E’ sufficiente un dato per comprendere le dimensioni dell’illegalità in Italia. L’economia sommersa, in tutta l’Unione Europea, pesa mediamente per il 15%. Certo, alcuni paesi se la passano peggio di noi, ma il dato, assai grave, rimane. In cima a questa triste classifica c’è la Bulgaria, la cui economia sommersa pesa su quella ufficiale per 32%. Risultati simili caratterizzano Ungheria, Polonia, Grecia, Croazia, Lituania, Estonia.

Un capitolo a parte merita la Germania. In senso assoluto, la loro “dose di nero” batte la nostra 351 a 333, ma il Pil tedesco è quasi il doppio del nostro (2.510 miliardi contro 1.500) quindi pesa sull’economia “bianca” solo per il 14%. Si tratta comunque di numeri che rivelano un volto della Germania sicuramente un po’ lontano da quello stereotipo di legalità che i media diffondono.

L’Europa ha intrapreso un percorso di redenzione certamente lento, ma anche costante. Nel 2003, in tutta Europa il sommerso occupava un peso specifico nettamente maggiore (22,3%).

Tanta strada c’è ancora da fare. Alcune innovazioni, come il redditometro, vanno proprio in questo senso. L’obiettivo è scovare gli evasori, recuperare somme quanto più possibile ingenti, scoraggiare che ha intenzione di evadere. Ci sono però alcuni ostacoli da superare

In primo luogo, parlare di lotta senza quartiere all’evasione in tempi come questi è molto scomodo. Sta infatti emergendo il concetto di evasione di sopravvivenza, secondo cui alcuni soggetti evadono “per non fallire e non per l’arricchimento personale. Certamente questo tema riguarda i privati, le famiglie che a malapena raggiungono la fine del mese, ma è coinvolto anche un discreto numero di imprese, le quali sono costrette a decidere tra pagare le tasse e pagare gli stipendi. E’ inevitabile che molti scelgano la seconda opportunità.

Alla lotta all’evasione fiscale (e quindi all’economia sommersa) non giova nemmeno la scarsa capacità dimostrata fino a questo momento dalla classe politica. Il motto “pagare tutti per pagare meno” risulta poco credibile se lo Stato, anziché abbassare le tasse mano a mano che recupera denaro, le aumenta.
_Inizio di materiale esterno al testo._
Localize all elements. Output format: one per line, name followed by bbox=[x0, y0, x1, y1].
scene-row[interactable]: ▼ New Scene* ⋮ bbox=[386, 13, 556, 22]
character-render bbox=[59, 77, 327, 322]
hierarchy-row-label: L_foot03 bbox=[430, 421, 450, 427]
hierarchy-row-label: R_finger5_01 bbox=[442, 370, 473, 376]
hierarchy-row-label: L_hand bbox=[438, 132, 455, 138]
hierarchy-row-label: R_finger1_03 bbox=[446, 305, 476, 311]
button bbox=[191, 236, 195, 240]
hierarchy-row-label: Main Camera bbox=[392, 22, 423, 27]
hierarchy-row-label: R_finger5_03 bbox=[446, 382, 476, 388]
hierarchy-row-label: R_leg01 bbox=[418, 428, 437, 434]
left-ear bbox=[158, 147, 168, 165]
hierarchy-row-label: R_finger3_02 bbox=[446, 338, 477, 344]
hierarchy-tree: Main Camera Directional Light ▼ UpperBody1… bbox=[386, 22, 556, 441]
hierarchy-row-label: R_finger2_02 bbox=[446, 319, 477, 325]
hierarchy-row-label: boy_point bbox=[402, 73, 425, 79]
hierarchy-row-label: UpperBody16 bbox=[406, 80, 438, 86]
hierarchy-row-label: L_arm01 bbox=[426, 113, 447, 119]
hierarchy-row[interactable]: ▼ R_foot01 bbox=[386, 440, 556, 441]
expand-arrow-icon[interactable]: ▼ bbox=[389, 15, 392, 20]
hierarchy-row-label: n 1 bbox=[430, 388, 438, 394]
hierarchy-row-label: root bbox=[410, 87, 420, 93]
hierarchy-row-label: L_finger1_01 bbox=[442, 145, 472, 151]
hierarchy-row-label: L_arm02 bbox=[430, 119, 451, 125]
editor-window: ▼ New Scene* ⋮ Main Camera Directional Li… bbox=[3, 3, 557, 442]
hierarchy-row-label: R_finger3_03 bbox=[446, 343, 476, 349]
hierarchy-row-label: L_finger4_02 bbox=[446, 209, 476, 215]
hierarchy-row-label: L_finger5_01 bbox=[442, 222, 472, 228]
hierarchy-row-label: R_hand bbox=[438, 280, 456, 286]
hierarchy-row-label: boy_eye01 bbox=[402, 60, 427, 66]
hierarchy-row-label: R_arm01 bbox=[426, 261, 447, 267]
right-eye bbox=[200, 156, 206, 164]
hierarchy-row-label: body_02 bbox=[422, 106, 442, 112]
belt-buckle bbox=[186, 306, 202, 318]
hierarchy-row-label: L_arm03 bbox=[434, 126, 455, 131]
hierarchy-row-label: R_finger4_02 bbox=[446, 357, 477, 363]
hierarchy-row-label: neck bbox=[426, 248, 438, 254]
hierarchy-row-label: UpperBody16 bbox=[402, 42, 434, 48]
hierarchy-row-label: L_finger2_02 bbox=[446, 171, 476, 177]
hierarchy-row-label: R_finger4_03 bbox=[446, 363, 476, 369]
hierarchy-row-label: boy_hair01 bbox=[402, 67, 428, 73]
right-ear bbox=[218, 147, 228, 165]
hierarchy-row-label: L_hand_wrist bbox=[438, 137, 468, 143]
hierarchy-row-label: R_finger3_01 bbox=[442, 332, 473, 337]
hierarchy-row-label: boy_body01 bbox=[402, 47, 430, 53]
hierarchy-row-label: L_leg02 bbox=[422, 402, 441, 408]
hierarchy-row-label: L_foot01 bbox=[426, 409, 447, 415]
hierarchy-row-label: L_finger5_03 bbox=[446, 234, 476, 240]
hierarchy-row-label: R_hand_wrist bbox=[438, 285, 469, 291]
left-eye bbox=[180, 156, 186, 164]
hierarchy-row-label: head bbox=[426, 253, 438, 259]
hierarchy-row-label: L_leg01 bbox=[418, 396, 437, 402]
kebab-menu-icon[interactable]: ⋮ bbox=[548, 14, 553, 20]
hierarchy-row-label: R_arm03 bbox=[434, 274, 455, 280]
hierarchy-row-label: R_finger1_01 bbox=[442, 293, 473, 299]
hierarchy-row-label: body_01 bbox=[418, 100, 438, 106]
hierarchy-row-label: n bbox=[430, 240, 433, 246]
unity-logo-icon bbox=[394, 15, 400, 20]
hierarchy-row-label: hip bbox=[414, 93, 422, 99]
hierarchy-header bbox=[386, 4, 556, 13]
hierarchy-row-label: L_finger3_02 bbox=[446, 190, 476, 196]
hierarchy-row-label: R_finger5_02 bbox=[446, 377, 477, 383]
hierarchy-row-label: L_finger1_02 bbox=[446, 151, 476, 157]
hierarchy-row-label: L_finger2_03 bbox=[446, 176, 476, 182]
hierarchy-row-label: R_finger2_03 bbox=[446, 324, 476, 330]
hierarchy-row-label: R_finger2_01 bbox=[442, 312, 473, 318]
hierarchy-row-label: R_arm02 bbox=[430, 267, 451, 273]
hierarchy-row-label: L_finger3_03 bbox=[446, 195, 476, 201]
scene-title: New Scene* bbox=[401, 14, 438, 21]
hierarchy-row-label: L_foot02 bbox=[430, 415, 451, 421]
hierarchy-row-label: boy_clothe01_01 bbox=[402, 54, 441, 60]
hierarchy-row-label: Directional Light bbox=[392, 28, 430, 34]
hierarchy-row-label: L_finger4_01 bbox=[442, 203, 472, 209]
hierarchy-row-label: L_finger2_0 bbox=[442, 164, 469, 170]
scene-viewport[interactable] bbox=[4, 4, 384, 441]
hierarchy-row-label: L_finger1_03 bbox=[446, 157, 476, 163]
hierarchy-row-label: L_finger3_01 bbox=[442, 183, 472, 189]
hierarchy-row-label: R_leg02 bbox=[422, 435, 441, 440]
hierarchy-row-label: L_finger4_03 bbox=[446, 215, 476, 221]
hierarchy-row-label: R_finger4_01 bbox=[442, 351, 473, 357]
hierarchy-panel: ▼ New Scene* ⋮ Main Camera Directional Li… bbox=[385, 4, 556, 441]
Un altro ostacolo, forse il “meno sormontabile”, è rappresentato dalla mentalità. Questa piaga è così diffusa perché è largamente accettata anche dalle persone tendenzialmente oneste. Infatti, secondo Maurizio Vallone, Direttore del Servizio di Controllo del Territorio del Dipartimento di Pubblica Sicurezza di Roma “Il sommerso dà sempre la sensazione di essere una “regola” accettata, o, almeno, sopportata non solo dalla società “per male” ma anche da quella che solitamente si definisce “per bene”. D’altronde, non sarebbe possibile una così diffusa cultura dell’illegalità ed un così diffuso ricorso a strumenti illegali, se anche la parte della società che è normalmente estranea a dinamiche criminali non fosse incline a tollerarne alcuni aspetti, accettarne altri, ed esserne direttamente partecipe”.

Ciò non toglie che sia diverso debellare, per quanto possibile, l’economia sommersa. Una stima del Smr (Centro Studi Economia del Mezzogiorno e del Mediterraneo) stima che un allineamento dell’Italia alla media Ue, quindi il decremento del “nero” di sei punti percentuali di Pil, trasferirebbe alle casse statali qualcosa come 40 miliardi, un tesoretto clamoroso di questi tempi.